To me, joy isn’t about putting coins in a bucket out of guilt. It’s not about shopping to show someone you care, or hosting a Martha Stewart-approved Christmas. It’s about reaching out a hand, encouraging someone, even if you don’t know them. Pointing something out that’s funny just to get a smile and spread some cheer. Making even the smallest attempt to be a bright spot in someone else’s day.

I wanted to share the story in hopes that readers would think about this as they’re out and about this holiday season.

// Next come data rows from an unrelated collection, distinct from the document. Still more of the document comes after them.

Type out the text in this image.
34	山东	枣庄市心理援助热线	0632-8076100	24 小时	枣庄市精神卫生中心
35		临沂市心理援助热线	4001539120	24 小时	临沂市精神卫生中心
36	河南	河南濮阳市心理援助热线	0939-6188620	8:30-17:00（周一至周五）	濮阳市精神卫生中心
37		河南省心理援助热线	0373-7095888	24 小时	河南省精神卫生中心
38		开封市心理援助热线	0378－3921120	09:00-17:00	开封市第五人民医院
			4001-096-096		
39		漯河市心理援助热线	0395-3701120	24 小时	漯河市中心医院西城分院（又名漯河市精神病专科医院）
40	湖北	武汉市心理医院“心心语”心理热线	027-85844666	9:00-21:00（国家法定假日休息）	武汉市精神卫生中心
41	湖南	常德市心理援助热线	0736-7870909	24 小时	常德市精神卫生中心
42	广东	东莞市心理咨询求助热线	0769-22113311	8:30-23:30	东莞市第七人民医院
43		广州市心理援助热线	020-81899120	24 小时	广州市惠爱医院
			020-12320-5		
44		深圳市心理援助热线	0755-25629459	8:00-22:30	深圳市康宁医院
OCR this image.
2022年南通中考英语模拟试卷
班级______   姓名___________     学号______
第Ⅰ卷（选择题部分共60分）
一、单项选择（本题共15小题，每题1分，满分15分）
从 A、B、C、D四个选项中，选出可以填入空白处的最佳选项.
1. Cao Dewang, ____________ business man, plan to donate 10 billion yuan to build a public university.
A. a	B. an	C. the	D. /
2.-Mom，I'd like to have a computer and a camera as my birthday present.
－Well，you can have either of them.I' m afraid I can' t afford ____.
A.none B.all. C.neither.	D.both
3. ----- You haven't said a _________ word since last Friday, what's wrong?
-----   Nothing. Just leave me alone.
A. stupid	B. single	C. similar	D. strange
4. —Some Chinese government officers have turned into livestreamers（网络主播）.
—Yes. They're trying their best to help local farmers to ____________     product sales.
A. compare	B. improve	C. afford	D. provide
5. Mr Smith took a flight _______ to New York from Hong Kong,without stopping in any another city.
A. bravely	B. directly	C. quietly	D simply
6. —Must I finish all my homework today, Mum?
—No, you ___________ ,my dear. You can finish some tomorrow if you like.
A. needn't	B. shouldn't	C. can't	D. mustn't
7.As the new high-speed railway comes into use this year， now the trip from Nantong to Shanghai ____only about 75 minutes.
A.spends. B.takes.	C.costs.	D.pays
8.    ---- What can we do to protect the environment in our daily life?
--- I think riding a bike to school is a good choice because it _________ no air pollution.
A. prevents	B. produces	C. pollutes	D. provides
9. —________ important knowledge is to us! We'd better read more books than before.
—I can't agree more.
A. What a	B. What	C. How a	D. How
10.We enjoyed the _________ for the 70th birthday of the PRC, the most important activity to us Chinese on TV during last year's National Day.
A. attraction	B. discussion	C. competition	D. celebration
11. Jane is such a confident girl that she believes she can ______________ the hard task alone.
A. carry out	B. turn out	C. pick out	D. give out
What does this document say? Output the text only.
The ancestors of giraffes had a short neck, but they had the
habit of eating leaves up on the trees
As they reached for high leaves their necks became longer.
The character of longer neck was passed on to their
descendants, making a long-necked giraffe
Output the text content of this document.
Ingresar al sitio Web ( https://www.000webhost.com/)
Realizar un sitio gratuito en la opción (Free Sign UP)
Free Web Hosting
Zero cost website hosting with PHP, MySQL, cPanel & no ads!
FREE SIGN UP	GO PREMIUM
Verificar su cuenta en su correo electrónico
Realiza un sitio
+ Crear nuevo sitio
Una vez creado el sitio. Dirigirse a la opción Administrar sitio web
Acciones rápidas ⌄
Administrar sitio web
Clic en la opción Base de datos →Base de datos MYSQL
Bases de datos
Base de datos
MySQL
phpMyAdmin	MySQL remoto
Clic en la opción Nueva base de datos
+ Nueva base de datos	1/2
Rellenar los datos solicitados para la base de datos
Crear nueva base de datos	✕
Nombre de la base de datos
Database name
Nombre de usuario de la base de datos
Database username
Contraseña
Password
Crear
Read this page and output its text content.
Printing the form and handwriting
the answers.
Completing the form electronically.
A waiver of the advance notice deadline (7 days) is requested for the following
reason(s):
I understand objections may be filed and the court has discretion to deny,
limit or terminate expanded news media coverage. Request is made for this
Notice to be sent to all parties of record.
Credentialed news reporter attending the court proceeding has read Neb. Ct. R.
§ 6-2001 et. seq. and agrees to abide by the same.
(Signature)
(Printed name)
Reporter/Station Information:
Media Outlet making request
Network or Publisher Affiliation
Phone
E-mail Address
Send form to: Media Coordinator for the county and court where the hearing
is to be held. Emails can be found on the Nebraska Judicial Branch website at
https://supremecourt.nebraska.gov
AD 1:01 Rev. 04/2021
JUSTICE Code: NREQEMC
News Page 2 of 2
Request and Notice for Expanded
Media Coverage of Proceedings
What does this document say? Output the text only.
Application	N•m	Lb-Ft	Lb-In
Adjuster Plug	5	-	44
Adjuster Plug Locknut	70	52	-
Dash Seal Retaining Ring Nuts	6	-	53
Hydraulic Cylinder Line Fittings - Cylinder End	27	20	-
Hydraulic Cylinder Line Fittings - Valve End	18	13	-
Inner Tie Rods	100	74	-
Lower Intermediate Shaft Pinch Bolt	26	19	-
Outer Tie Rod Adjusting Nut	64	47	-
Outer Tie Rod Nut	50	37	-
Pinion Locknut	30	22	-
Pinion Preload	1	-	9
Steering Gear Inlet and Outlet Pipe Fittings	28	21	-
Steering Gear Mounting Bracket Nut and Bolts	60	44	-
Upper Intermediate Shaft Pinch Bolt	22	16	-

But it shouldn’t just be seasonal. It should be a year-long attempt to squeeze out as many corny jokes as possible. That being said, I wish you a Merry Christmas and a New Year that overflows with aisle 5 interactions.

See? Orange you glad…

Alright, I’ll stop.

Shootin’ the Wit is a sporadic blog about everyday life that should never, ever be taken too seriously.

1 Response

  1. Jim

    Good Morning Laura,
    Very flattering. Thank you for the accolades.
    However! Allow me the latitude to dissect your commentary. I do vividly recall that evening and what subsequently transpired. Not knowing (how could I ) the week you had you reached inside to say hi to me ( to my surprise and shock ). You went beyond, in a time of some personal, private stresses, to reach out in a genuine gesture to a relative stranger and probably without knowing made the day a success. You didn’t have to do that. But in so doing you revealed a part of your inner self; a sensitivity for others, caring and empathy in a humane sense for the condition of another, and courage to put yourself out there for the benefit of someone else.
    Really, who cares about a guy stocking produce? Are you out of your mind? You are not! What you have is an aura of decency, intelligence, a deep reservoir of sensitivity, a anticipation for the best for others as well as for yourself, and a beauty encompassing the possibilities of life. Not just the external beauty ( though that is undeniable ) but the inner beauty you project.
    So, thank you again for being you, for the beer and for letting me harass Heinz.